Food waste reporting makes business sense

Written by: Julian Parfitt | Published:
Julian Parfitt, technical director at Anthesis

Open disclosure of food waste by major food businesses has obvious sustainability benefits, but taking action can also improve other efficiencies.

A third of global food production is wasted, representing a great inefficiency in terms of wasted resources, environmental pollution and wider socio-economic detriment.

Food waste is also a moral issue in relation to food insecurity, with global hunger on the rise again for the first time in a decade and a half.

Food waste reduction will become a prominent weapon in the battle to raise overall food production by the 70% needed to adequately feed over nine billion global citizens by 2050.

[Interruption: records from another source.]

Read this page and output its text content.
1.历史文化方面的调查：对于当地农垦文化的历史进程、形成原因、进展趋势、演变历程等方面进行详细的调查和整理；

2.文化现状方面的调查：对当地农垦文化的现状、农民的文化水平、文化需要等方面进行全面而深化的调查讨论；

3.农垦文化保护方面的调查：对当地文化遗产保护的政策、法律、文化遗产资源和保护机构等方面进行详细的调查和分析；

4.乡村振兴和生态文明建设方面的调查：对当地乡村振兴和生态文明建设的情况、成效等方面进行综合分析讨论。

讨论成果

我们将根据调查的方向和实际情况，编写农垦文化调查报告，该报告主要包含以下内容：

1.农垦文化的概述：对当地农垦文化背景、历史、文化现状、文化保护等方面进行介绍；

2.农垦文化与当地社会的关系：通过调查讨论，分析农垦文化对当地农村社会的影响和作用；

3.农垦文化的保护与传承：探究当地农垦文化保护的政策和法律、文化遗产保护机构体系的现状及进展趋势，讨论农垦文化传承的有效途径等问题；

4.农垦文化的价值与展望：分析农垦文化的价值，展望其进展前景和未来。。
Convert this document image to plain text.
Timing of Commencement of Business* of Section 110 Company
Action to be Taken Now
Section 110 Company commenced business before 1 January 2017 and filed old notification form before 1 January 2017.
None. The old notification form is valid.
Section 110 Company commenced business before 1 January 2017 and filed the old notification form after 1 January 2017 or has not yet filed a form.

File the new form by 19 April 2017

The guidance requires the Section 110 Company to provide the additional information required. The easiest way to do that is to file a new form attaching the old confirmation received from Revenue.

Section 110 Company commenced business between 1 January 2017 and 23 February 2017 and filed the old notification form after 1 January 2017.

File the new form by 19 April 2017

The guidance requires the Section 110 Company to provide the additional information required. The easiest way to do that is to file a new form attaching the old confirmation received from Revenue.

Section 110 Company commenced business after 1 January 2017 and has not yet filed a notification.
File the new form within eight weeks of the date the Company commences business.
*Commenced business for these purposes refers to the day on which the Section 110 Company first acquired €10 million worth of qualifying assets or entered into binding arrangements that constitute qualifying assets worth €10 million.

The economic costs of the mountain of food waste are huge: $940bn globally, a significant waste of money at all stages of the food supply chain from farmer to consumer.

The UK is committed to halving food waste by 2030 under United Nations Sustainable Development Goal (SDG) 12.3, one of 169 targets contributing to the 2030 ‘people, planet and prosperity’ agenda.

Its elevation to having its own separate goal is partly a reflection of the last decade of debate in which the scourge of global food waste has become widely recognised.

The SDGs demonstrate how the sustainable development agenda isn’t something to be applied ‘top down’ or perceived as only relevant to distant places, but to be acted on both locally and globally. We all need to play our part, including within businesses.

It is also notable that SDG 12.6 “encourages companies, especially large transnational companies, to adopt sustainable practices and to integrate sustainability information into their reporting cycles”.

Taking SDGs 12.3 and 12.6 together, are food and drink businesses that are committed to the goals likely to move towards the measurement and open reporting of their food waste?

Leading by example

Open disclosure of food waste statistics by food businesses is already happening, with Tesco being the pioneer in this field, reporting food waste from UK stores and depots for the past five years. Public disclosure has since expanded to Tesco in Central Europe and Ireland.

Last year the Environment, Food and Rural Affairs Committee called on government to require food businesses over a particular size to publicly report on food waste data, and commended Tesco for the voluntary reporting of annual arisings.

Tesco has since shared the methodology and developed a transparent, independently validated reporting process that conforms to the World Resources Institute’s Food Loss and Waste Accounting Standard.

The most important feature of this system is that it uses a ‘bottom up’ methodology, based on stock-keeping units and standard product weights for all scanned unsold food products. This generates very detailed reports, including the reasons for wastage.

Having this level of granularity is essential to inform Tesco’s food waste reduction and food redistribution strategy: a single annual tonnage estimate does not enable progress towards SDG 12.3. Other retailers need to follow this type of approach and Tesco’s example in transparent reporting.

Through the work of the SDG 12.3 Champions’ Group, chaired by Tesco’s CEO Dave Lewis, there are grounds for optimism that food waste reporting will become widely adopted by food and drink businesses.

The Champions are a global coalition of leaders drawn from businesses, NGOs, government, farmer groups, academics and civil society dedicated to accelerating progress towards the target. In September 2017 they met at the Rockefeller Foundation in New York to review progress along their road map for achieving SDG 12.3.

Support across the supply chain

Tesco announced that alongside the publication of its retail food waste, 24 of its largest food suppliers would also adopt the SDG target and report on their progress.

This supply chain approach to food waste reporting and disclosure represents a significant step towards mainstreaming the adoption of SDG 12.3. So too does the growth in the Champions’ Group membership, which includes, among others, the Consumer Goods Forum, with a membership of 400 retailers, manufacturers and service providers from 70 countries.

The Champions also published a business case for food waste reduction containing analysis from 700 food businesses across 17 countries.

Over half of these were found to have earned a greater than 14-fold return on their investment, indicating the ‘size of the prize’ for firms that measure and reduce food waste. The typical full cost of food waste to a food business was reported to be 4-5% of turnover.

There are signs that greater public disclosure of food waste among large food businesses and their suppliers will start to take off under the umbrella of the SDG 12.3, through country, trade body and company-level initiatives.

There is a strong business case for acting on food waste and there can be few other opportunities with such potential to improve added value, build better supplier and public relations, while also achieving better societal and environmental outcomes.

With such a range of benefits on display, open disclosure of food waste by food businesses certainly makes good business sense. It might also be the most effective strategy to encourage others to do the same.

Julian Parfitt is technical director at Anthesis.